After serving as an army surgeon, he settled in Edinburgh, and conceived the design of establishing a medical faculty at the University, along with George Drummond, Lord Provost. They realised that Leiden's medical students brought wealth to that town, and used this as a model for repairing that part of Edinburgh's fortunes which had been lost after the Union of 1707 when the aristocracy moved their social focus to London.〔Lynch, Michael (2011). ''Oxford Companion to Scottish History''. pp. 141 - 142. Oxford University Press. ISBN 978-0-19-923482-0.〕
John was educated in physic and surgery being apprenticed to William Borthwick, surgeon, and after 1689 to the famous Dr Christopher Irvine. He got part of his training at Leiden University, which he entered on October 11, 1692 On March 7, 1695 he was commissioned Surgeon General Sir Henry Belasyse's Regiment of Foot, the 6th Warwickshire Regiment. During that spring they were in camp between Bruges and Ghent and later in that year they took part in the siege of Namur under the personal command of King William III of Great Britain.

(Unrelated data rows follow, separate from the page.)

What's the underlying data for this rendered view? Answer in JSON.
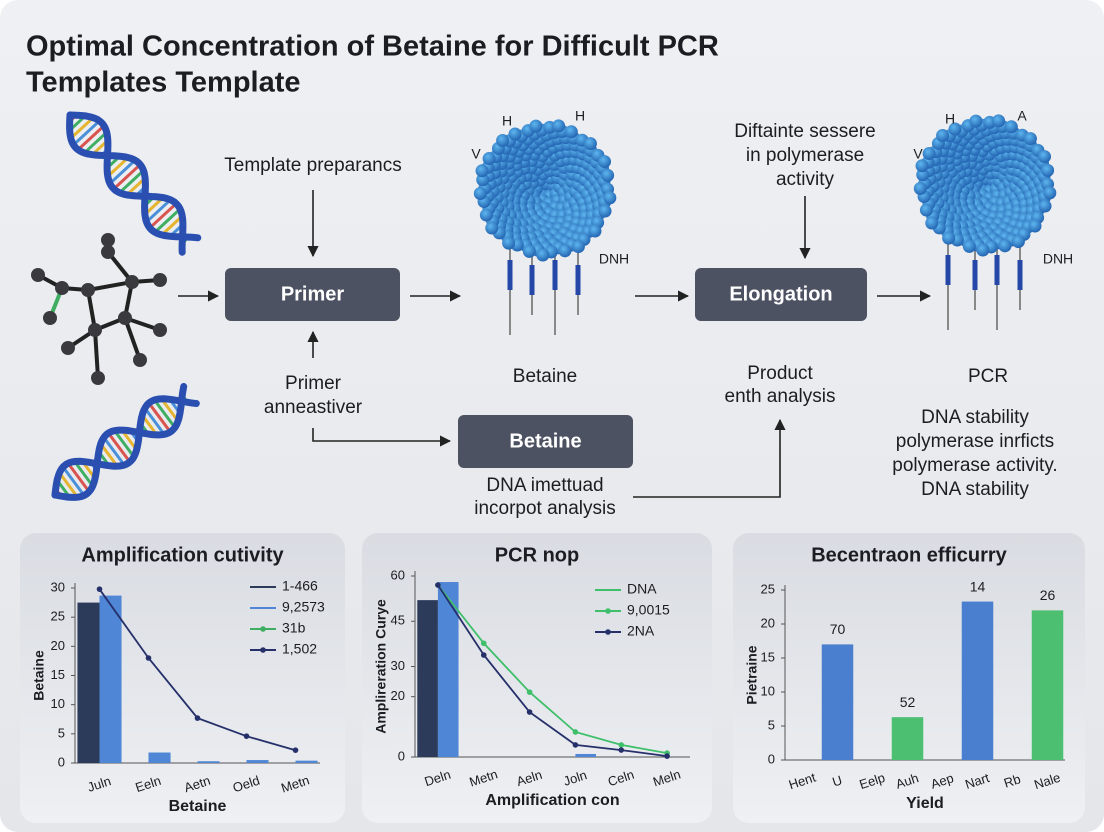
{
  "title": [
    "Optimal Concentration of Betaine for Difficult PCR",
    "Templates Template"
  ],
  "diagram": {
    "input_label": "Template preparancs",
    "primer_box": "Primer",
    "primer_note": [
      "Primer",
      "anneastiver"
    ],
    "betaine_label": "Betaine",
    "betaine_box": "Betaine",
    "betaine_note": [
      "DNA imettuad",
      "incorpot analysis"
    ],
    "elongation_note": [
      "Diftainte sessere",
      "in polymerase",
      "activity"
    ],
    "elongation_box": "Elongation",
    "product_note": [
      "Product",
      "enth analysis"
    ],
    "pcr_label": "PCR",
    "pcr_note": [
      "DNA stability",
      "polymerase inrficts",
      "polymerase activity.",
      "DNA stability"
    ],
    "particle1_labels": [
      "H",
      "H",
      "V",
      "DNH"
    ],
    "particle2_labels": [
      "H",
      "A",
      "V",
      "DNH"
    ]
  },
  "chart_data": [
    {
      "type": "bar",
      "title": "Amplification cutivity",
      "ylabel": "Betaine",
      "xlabel": "Betaine",
      "categories": [
        "Juln",
        "Eeln",
        "Aetn",
        "Oeld",
        "Metn"
      ],
      "ylim": [
        0,
        30
      ],
      "yticks": [
        0,
        5,
        10,
        15,
        20,
        25,
        30
      ],
      "series": [
        {
          "name": "1-466",
          "kind": "bar",
          "color": "#2d3b5a",
          "values": [
            27.5,
            null,
            null,
            null,
            null
          ]
        },
        {
          "name": "9,2573",
          "kind": "bar",
          "color": "#4f86d6",
          "values": [
            28.7,
            1.8,
            0.3,
            0.5,
            0.4
          ]
        },
        {
          "name": "31b",
          "kind": "line",
          "color": "#3fae63",
          "markers": true,
          "values": [
            null,
            null,
            null,
            null,
            null
          ]
        },
        {
          "name": "1,502",
          "kind": "line",
          "color": "#25306a",
          "markers": true,
          "values": [
            29.8,
            18,
            7.7,
            4.6,
            2.2
          ]
        }
      ]
    },
    {
      "type": "bar",
      "title": "PCR nop",
      "ylabel": "Amplireration Curye",
      "xlabel": "Amplification con",
      "categories": [
        "Deln",
        "Metn",
        "Aeln",
        "Joln",
        "Celn",
        "Meln"
      ],
      "ylim": [
        0,
        60
      ],
      "yticks": [
        0,
        20,
        30,
        45,
        60
      ],
      "series": [
        {
          "kind": "bar",
          "color": "#2d3b5a",
          "values": [
            52,
            null,
            null,
            null,
            null,
            null
          ]
        },
        {
          "kind": "bar",
          "color": "#4f86d6",
          "values": [
            58,
            null,
            null,
            1,
            null,
            null
          ]
        },
        {
          "name": "DNA",
          "kind": "line",
          "color": "#3fbf6a",
          "values": [
            null,
            null,
            null,
            null,
            null,
            null
          ]
        },
        {
          "name": "9,0015",
          "kind": "line",
          "color": "#3fbf6a",
          "markers": true,
          "values": [
            57,
            37.7,
            21.5,
            8.3,
            4,
            1.3
          ]
        },
        {
          "name": "2NA",
          "kind": "line",
          "color": "#25306a",
          "markers": true,
          "values": [
            57,
            33.8,
            14.9,
            4,
            2.3,
            0.3
          ]
        }
      ]
    },
    {
      "type": "bar",
      "title": "Becentraon efficurry",
      "ylabel": "Pietraine",
      "xlabel": "Yield",
      "categories": [
        "Hent",
        "U",
        "Eelp",
        "Auh",
        "Aep",
        "Nart",
        "Rb",
        "Nale"
      ],
      "ylim": [
        0,
        25
      ],
      "yticks": [
        0,
        5,
        10,
        15,
        20,
        25
      ],
      "series": [
        {
          "kind": "bar",
          "colors": [
            "#4a7fd0",
            "#4a7fd0",
            "#4cbf70",
            "#4cbf70",
            "#4a7fd0",
            "#4a7fd0",
            "#4cbf70",
            "#4cbf70"
          ],
          "values": [
            null,
            17,
            null,
            6.3,
            null,
            23.3,
            null,
            22
          ],
          "annotations": [
            null,
            "70",
            null,
            "52",
            null,
            "14",
            null,
            "26"
          ]
        }
      ]
    }
  ]
}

In 1700 John Munro left the army and settled in Edinburgh. He was admitted to the Incorporation of Surgeons of Edinburgh on the 11th of March 1703. The Town Council appointed him to take charge of their sick pensioners. In 1712 and 1713 John was elected Deacon of the Surgeons, and in the same years was chosen Deacon Convenor of the Trades with a seat on the Town Council, as a gentleman, well affected to Her Majesty's Person and Government. On the ascension of King George I of Great Britain he gave his allegiance to the House of Hanover.〔Inglis, John Alexander. (1911). ''The Monros of Auchinbowie and Cognate Families''. Printed privately by T and A Constable in Edinurgh. Printers to His Majesty. 1911.〕
John educated his only son, Alexander Monro (primus), and secured his appointment in 1720 as the first Professor of Anatomy and Surgery. The plan was successful, and in the hundred and twenty-six years during which Alexander, his son, Alexander Monro (secundus) and grandson Alexander Monro (tertius) occupied the chair of anatomy, Edinburgh reached the first rank of medical schools.〔
John Munro died at Carrolside in 1740. His portrait by William Aikman hangs in the Surgeons' Hall, Edinburgh. John's descendants would succeed as heads of the Munro of Auchinbowie family.